My coworker found this book, the only library copy of it in the State of Massachusetts, and loved it. The plot, about art critic James Figueras who sets out to meet and criticize the work of a mysterious artist told in a detective noir style, sounded interesting enough. It’s a short 190 pages, and I’ve always wanted to read a Charles Willeford book. So I read it, waited for something to happen, and nothing does. It’s not easy for me to hate things, but this books is the easiest to hate. It’s begging for me to hate it.
Told from James’ perspective, the book suffers a lot because of it. He is an interesting, fleshed out character who is horrible. The stereotype of every art critic in fiction. He says fancy things, they are never as enlightening as he thinks and his voice adds absolutely nothing. I don’t normally complain about characters being unlikable, but he is too much to handle even for 190 pages. He’s just not interesting. Nothing he does, says or thinks actually makes any sense to the audience, because he is trying to sound more important than he is. While that is the point of his narration, he spends most of the time explaining things the audience already knows. I’ve never been talked down in a crime story, so this is baffling to me. Full chapters of him explaining his motive, his plans, his concerns, etc. ALL of them obvious to anyone who reads this, but he’s got to tell us in his stupid pseudo-intellectual jargon. Doesn’t that sound like fun?
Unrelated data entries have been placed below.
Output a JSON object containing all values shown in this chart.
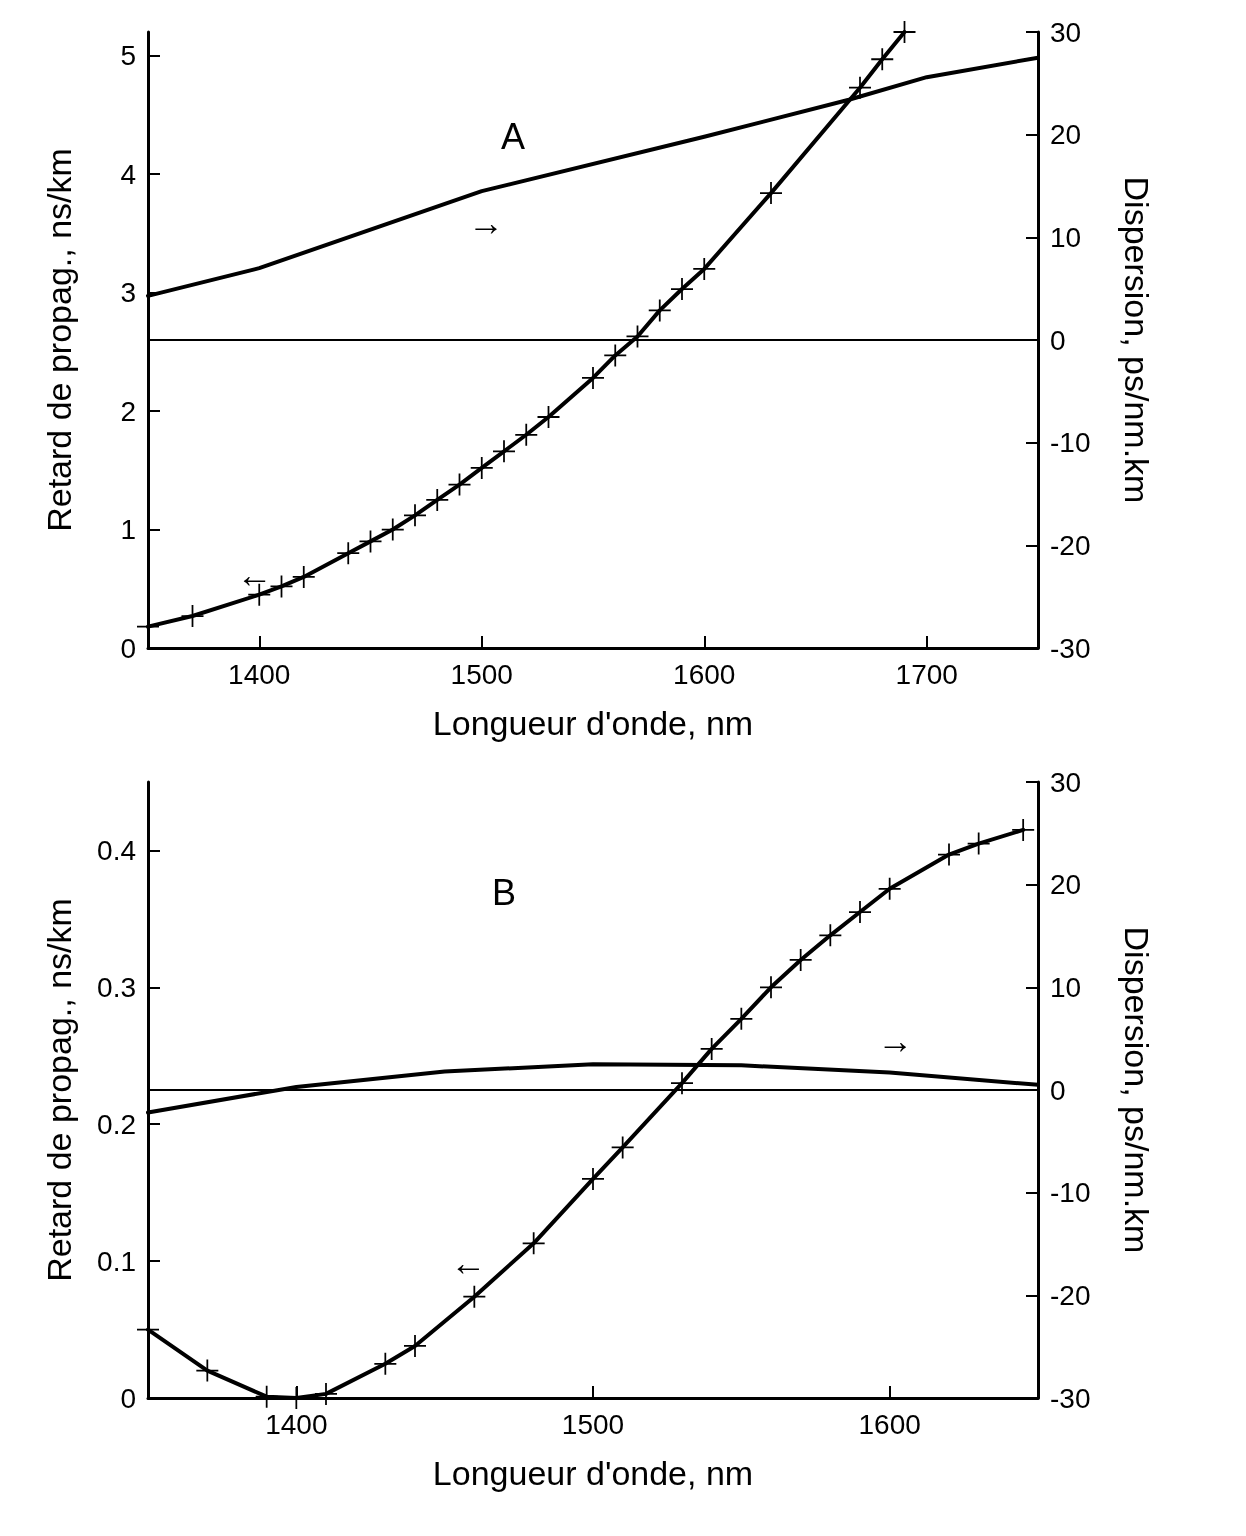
{
  "chart_data": [
    {
      "type": "line",
      "xlabel": "Longueur d'onde, nm",
      "ylabel": "Retard de propag., ns/km",
      "y2label": "Dispersion, ps/nm.km",
      "xlim": [
        1350,
        1750
      ],
      "xticks": [
        1400,
        1500,
        1600,
        1700
      ],
      "ylim": [
        0,
        5.2
      ],
      "yticks": [
        0,
        1,
        2,
        3,
        4,
        5
      ],
      "y2lim": [
        -30,
        30
      ],
      "y2ticks": [
        -30,
        -20,
        -10,
        0,
        10,
        20,
        30
      ],
      "grid": false,
      "series": [
        {
          "color": "#000000",
          "marker": "cross",
          "x": [
            1350,
            1370,
            1400,
            1410,
            1420,
            1440,
            1450,
            1460,
            1470,
            1480,
            1490,
            1500,
            1510,
            1520,
            1530,
            1550,
            1560,
            1570,
            1580,
            1590,
            1600,
            1630,
            1670,
            1680,
            1690
          ],
          "values": [
            0.18,
            0.27,
            0.45,
            0.52,
            0.6,
            0.8,
            0.9,
            1.0,
            1.12,
            1.25,
            1.38,
            1.52,
            1.66,
            1.8,
            1.95,
            2.28,
            2.47,
            2.63,
            2.85,
            3.03,
            3.2,
            3.84,
            4.73,
            4.97,
            5.2
          ]
        },
        {
          "color": "#000000",
          "marker": "none",
          "axis": "y2",
          "x": [
            1350,
            1400,
            1500,
            1600,
            1665,
            1700,
            1750
          ],
          "values": [
            4.3,
            7,
            14.5,
            19.8,
            23.4,
            25.6,
            27.5
          ]
        }
      ],
      "ref_lines": [
        {
          "axis": "y2",
          "value": 0
        }
      ],
      "annotations": [
        "A",
        "→",
        "←"
      ]
    },
    {
      "type": "line",
      "xlabel": "Longueur d'onde, nm",
      "ylabel": "Retard de propag., ns/km",
      "y2label": "Dispersion, ps/nm.km",
      "xlim": [
        1350,
        1650
      ],
      "xticks": [
        1400,
        1500,
        1600
      ],
      "ylim": [
        0,
        0.45
      ],
      "yticks": [
        0,
        0.1,
        0.2,
        0.3,
        0.4
      ],
      "y2lim": [
        -30,
        30
      ],
      "y2ticks": [
        -30,
        -20,
        -10,
        0,
        10,
        20,
        30
      ],
      "grid": false,
      "series": [
        {
          "color": "#000000",
          "marker": "cross",
          "x": [
            1350,
            1370,
            1390,
            1400,
            1410,
            1430,
            1440,
            1460,
            1480,
            1500,
            1510,
            1530,
            1540,
            1550,
            1560,
            1570,
            1580,
            1590,
            1600,
            1620,
            1630,
            1645
          ],
          "values": [
            0.05,
            0.02,
            0.001,
            0.0,
            0.003,
            0.025,
            0.038,
            0.074,
            0.113,
            0.16,
            0.183,
            0.23,
            0.255,
            0.277,
            0.3,
            0.32,
            0.338,
            0.355,
            0.372,
            0.397,
            0.405,
            0.415
          ]
        },
        {
          "color": "#000000",
          "marker": "none",
          "axis": "y2",
          "x": [
            1350,
            1400,
            1450,
            1500,
            1550,
            1600,
            1650
          ],
          "values": [
            -2.2,
            0.3,
            1.8,
            2.5,
            2.4,
            1.7,
            0.5
          ]
        }
      ],
      "ref_lines": [
        {
          "axis": "y2",
          "value": 0
        }
      ],
      "annotations": [
        "B",
        "→",
        "←"
      ]
    }
  ]
}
There’s one early chapter where he explains to his girlfriend, Berenice Hollis, that art criticism is like a scientist telling us how big a baby whale is. Umm what? No, it’s not at all. A whale is a tangible thing. It’s weight and length are measured. Those things are facts. Art, any art, is subjective. You can’t criticize it accurately because nobody sees art the same. They are based on lots of different, contradictory critical theories. THEORIES. A measurement isn’t a theory! It’s a something that is proven. So that whole speech immediately told me this book was a waste of time. And that was early on. It only got worse. And to go back to Berenice, she is completely useless, James spends every moment of the book complaining about her but drags her along anyway, and their relationship leads to the most predictable ending ever. Another reason not to read this.
The elusive painter at the center of the story, Jacques Debierue, is made to be the leader of a brief movement that bridged Dadaism with Surrealism called Nihilistic Surrealism: isn’t that the most pretentious, hipster bullshit art movement name ever made up? It sounds like the genre of The Big Lebowski (a movie which does a much better job of exploiting and satirizing art movements than this book ever could), but taken to a level so over-inflated that if this book were a mylar balloon it would have floated up into the atmosphere, popped, and disintegrated by the time I finish typing this stupid analogy.
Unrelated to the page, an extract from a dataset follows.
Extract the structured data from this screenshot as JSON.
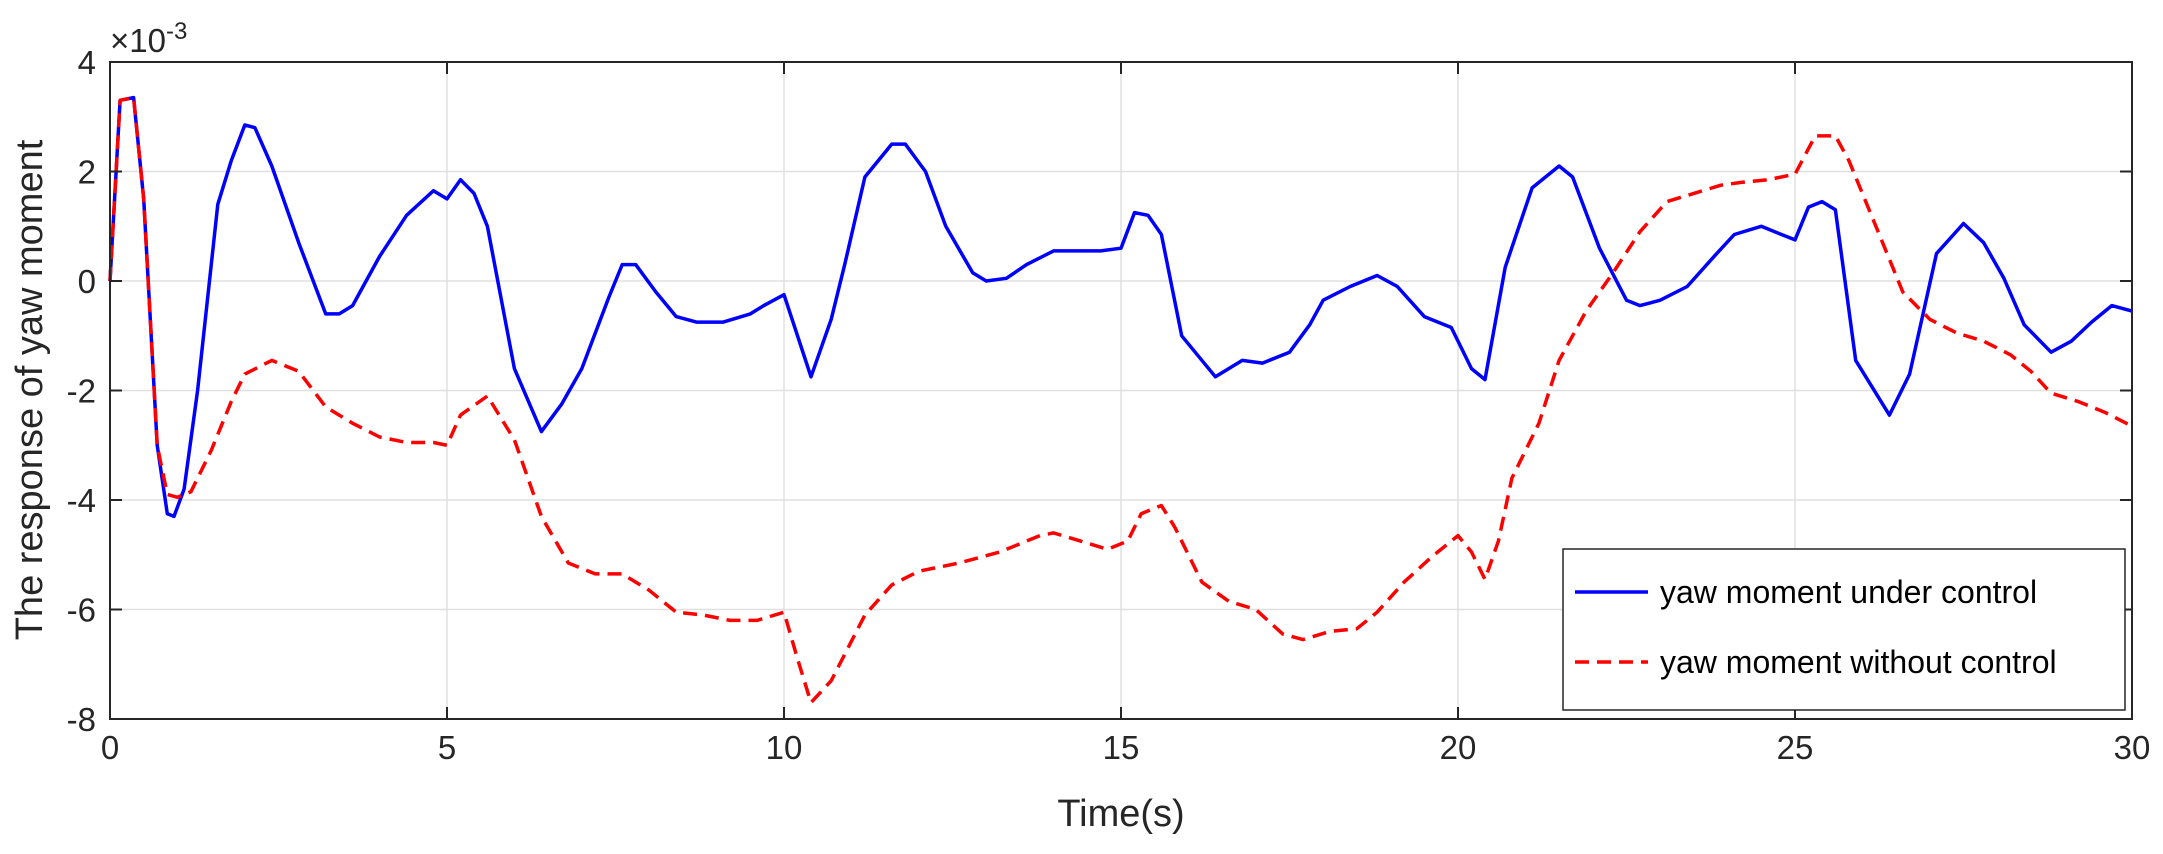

I would like to like this book. I tried. But nothing happens for over half the book! The things that people called “twists” in the book were just obvious to me, and nothing about this felt exciting. You want to know what does happen? A lot of talking and set up until something actually happens on (approximately) page 140 out of 190. I read and love books that are steeped in the post-modern school of rambling, but this isn’t my cuppa. The Claire DeWitt crime series does a great job at having close to no plot or logical point, but presents its ideas without rambly speeches or throwing in insular logic that doesn’t matter to anything. This book is more focused on impressing me with an over 20 page chapter/lecture on art history in order to tear all those things down than allowing a story to organically introduce those topics. It explains, then makes fun of, the concept of art criticism so many times, that the intended response can’t actually happen. It’s all too obvious about manipulating my perspective. When I can see what a writer is doing, when I can feel their words trying to force a thought in my head, then you aren’t actually writing a novel just a speech about a topic only you care about.